25 radar bogor

Tren Co Working Space di Kota Bogor Meningkat

BOGOR-RADAR BOGOR,Tiga tahun terakhir, bisnis co working space mulai menjamur di Kota Bogor. Kehadiran co working space memang menjadi alternatif tersendiri bagi startup yang membutuhkan tempat kerja fleksibel dan tak memakan biaya banyak.

Salah satu pelaku bisnis co working space di Kota Bogor, yakni Muhammad Eka Pramudita melalui Kemenady co working space. Dirinya menjadi salah satu pioneer penyedia co working space, sejak medio 2017 silam.

“Ide awal kenapa buka co working space lebih ke sosial. Disisi lain ada coffee shop Kemenady, ingin juga menjalankan social business, maka dibuatlah co working space,” kata Eka.

Eka melanjutkan, selain startup, komunitas menjadi target utama pengguna co working space miliknya. Maka tidak heran, sambung Eka, Kemenady co working space banyak digunakan oleh komunitas, pun kegiatan yang sifatnya edukasi.

“Di awal sangat sulit menggaet konsumen co working space, karena masih menjadi hal yang awam. Jadi memang agak berat, menjelaskan kenapa harus beralih ke co working space dibanding coffee shop.
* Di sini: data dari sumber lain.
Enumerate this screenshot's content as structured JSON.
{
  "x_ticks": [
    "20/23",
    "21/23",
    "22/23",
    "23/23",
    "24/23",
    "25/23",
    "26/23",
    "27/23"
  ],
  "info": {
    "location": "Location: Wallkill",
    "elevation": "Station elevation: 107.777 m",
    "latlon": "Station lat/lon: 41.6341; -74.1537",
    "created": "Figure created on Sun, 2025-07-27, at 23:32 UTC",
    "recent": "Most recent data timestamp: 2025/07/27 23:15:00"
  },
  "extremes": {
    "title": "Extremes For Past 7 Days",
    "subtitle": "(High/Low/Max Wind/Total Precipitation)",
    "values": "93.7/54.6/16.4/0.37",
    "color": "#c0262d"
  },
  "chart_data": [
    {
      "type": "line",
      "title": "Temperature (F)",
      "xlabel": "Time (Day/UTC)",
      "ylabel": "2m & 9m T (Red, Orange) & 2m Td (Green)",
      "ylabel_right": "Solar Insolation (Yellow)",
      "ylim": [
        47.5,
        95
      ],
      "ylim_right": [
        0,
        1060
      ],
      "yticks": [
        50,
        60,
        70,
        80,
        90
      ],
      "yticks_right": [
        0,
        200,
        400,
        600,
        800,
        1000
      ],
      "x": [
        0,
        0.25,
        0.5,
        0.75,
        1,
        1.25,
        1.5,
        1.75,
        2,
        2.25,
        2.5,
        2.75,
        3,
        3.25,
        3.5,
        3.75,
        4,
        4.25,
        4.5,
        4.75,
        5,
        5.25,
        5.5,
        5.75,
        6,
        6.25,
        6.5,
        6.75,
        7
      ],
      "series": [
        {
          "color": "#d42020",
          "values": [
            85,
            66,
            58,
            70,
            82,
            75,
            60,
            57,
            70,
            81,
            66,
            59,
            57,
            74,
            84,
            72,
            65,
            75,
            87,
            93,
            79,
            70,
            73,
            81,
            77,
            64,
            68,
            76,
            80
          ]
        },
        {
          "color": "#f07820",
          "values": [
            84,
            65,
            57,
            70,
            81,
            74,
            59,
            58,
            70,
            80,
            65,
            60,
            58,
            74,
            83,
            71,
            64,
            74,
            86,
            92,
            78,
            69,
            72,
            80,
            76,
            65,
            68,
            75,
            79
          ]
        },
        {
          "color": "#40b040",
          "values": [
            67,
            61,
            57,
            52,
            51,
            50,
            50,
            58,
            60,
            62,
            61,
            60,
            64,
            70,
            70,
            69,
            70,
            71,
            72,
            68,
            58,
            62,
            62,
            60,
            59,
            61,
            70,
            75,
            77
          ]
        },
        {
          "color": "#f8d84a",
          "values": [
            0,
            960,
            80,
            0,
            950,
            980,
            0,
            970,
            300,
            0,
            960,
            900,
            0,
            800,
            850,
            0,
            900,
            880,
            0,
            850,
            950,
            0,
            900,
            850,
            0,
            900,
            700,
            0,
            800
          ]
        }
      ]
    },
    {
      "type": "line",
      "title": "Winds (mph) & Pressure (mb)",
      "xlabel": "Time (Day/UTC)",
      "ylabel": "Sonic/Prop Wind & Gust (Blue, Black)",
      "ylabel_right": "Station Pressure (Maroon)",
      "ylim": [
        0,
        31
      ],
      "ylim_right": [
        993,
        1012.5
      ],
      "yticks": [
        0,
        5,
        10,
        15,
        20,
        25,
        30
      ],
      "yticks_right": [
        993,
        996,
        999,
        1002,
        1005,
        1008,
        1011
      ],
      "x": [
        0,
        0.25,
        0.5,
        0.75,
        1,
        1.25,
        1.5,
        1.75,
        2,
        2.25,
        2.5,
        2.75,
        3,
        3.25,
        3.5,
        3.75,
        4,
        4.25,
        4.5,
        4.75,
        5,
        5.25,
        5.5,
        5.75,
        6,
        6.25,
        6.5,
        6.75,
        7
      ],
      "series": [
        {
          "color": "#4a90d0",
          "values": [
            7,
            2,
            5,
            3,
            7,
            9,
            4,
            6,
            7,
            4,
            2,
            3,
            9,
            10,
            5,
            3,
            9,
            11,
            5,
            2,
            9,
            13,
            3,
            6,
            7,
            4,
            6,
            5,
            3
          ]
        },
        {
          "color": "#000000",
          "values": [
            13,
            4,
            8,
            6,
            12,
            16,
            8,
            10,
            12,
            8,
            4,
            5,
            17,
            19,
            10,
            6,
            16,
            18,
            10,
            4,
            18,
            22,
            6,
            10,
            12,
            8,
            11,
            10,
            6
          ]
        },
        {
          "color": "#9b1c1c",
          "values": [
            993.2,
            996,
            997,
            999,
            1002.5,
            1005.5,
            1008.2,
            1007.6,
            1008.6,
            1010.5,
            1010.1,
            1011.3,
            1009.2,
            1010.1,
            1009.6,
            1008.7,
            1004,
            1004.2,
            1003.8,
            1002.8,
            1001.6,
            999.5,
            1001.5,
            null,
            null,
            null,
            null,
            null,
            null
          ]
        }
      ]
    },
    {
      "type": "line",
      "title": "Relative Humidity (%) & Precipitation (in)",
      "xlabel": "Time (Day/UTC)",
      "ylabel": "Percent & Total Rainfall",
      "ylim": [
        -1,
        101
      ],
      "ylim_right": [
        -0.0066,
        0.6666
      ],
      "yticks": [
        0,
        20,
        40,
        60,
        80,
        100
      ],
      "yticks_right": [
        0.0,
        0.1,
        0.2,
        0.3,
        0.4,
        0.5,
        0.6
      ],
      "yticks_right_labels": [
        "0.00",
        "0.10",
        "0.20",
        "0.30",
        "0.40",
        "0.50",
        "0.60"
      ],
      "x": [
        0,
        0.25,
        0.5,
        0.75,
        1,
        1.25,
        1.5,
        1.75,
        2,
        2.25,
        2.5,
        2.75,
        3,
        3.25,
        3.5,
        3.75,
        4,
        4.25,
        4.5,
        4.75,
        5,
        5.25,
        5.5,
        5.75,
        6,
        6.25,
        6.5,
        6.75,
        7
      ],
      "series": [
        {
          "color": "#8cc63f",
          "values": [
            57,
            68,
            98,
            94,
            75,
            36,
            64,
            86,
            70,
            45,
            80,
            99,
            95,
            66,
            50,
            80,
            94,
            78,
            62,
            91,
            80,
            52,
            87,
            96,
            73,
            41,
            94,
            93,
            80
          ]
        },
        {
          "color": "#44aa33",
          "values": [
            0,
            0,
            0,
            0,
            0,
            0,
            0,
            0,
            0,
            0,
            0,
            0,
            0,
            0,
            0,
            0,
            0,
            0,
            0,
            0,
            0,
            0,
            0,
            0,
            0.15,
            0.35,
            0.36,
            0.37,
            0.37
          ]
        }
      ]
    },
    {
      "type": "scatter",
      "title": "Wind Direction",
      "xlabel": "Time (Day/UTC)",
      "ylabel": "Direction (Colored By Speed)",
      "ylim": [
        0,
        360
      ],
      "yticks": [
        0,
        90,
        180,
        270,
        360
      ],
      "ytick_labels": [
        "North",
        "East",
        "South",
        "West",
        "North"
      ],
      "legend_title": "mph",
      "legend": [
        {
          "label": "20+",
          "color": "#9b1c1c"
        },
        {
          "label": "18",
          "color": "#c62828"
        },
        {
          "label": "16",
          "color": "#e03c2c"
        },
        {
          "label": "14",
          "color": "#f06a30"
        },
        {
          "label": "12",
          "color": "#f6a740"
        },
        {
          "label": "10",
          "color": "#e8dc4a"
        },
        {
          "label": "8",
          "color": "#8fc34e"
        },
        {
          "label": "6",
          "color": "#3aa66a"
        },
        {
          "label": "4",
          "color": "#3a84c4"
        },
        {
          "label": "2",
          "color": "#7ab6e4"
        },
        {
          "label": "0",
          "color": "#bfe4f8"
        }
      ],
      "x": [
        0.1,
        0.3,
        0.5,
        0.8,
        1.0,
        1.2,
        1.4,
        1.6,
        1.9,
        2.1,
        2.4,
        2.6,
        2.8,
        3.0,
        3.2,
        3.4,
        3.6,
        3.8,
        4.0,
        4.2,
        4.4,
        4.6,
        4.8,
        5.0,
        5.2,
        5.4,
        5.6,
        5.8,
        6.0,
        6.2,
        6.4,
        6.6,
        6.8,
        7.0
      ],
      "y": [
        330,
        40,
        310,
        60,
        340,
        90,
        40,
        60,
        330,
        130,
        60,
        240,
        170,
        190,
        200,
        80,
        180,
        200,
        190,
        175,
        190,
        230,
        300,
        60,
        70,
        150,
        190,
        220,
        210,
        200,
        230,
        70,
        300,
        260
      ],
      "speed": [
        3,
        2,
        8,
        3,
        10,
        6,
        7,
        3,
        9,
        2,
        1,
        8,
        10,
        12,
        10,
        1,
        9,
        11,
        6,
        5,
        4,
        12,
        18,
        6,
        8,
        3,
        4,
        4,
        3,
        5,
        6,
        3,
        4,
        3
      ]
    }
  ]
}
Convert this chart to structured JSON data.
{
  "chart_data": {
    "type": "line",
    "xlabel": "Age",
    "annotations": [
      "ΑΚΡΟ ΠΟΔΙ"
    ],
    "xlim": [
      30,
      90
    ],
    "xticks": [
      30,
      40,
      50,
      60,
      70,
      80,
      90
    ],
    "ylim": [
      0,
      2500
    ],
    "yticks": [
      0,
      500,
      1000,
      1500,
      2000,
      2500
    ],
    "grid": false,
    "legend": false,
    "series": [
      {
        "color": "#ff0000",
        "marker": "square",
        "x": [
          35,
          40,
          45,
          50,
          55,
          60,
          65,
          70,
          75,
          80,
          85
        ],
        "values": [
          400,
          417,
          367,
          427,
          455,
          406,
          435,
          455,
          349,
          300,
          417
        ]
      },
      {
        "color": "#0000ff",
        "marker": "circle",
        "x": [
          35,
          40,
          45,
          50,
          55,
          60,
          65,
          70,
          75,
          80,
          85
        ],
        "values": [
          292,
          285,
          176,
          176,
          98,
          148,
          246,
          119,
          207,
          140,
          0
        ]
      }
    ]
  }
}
Triknya gencar promosi melalui media sosial dan mengenalkannya langsung ke konsumen,” katanya.

Dalam satu hari, kata Eka, Kemenady co working space, bisa dijejali oleh 15-20 konsumen, khususnya saat bulan Ramadan lalu yang termasuk high season, dengan kapasitas hingga 30 orang. Fasilitas yang ditawarkan pun tak sedikit, mulai dari meeting room, jaringan internet, hingga berbagai macam pilihan kursi.

“Belakangan pengguna co working space memang mulai tumbuh, dari beberapa testimoni tak sedikit yang akhirnya menjalin kerjasama, bahkan melahirkan ide-ide baru, juga menemukan relasi baru,” kata dia.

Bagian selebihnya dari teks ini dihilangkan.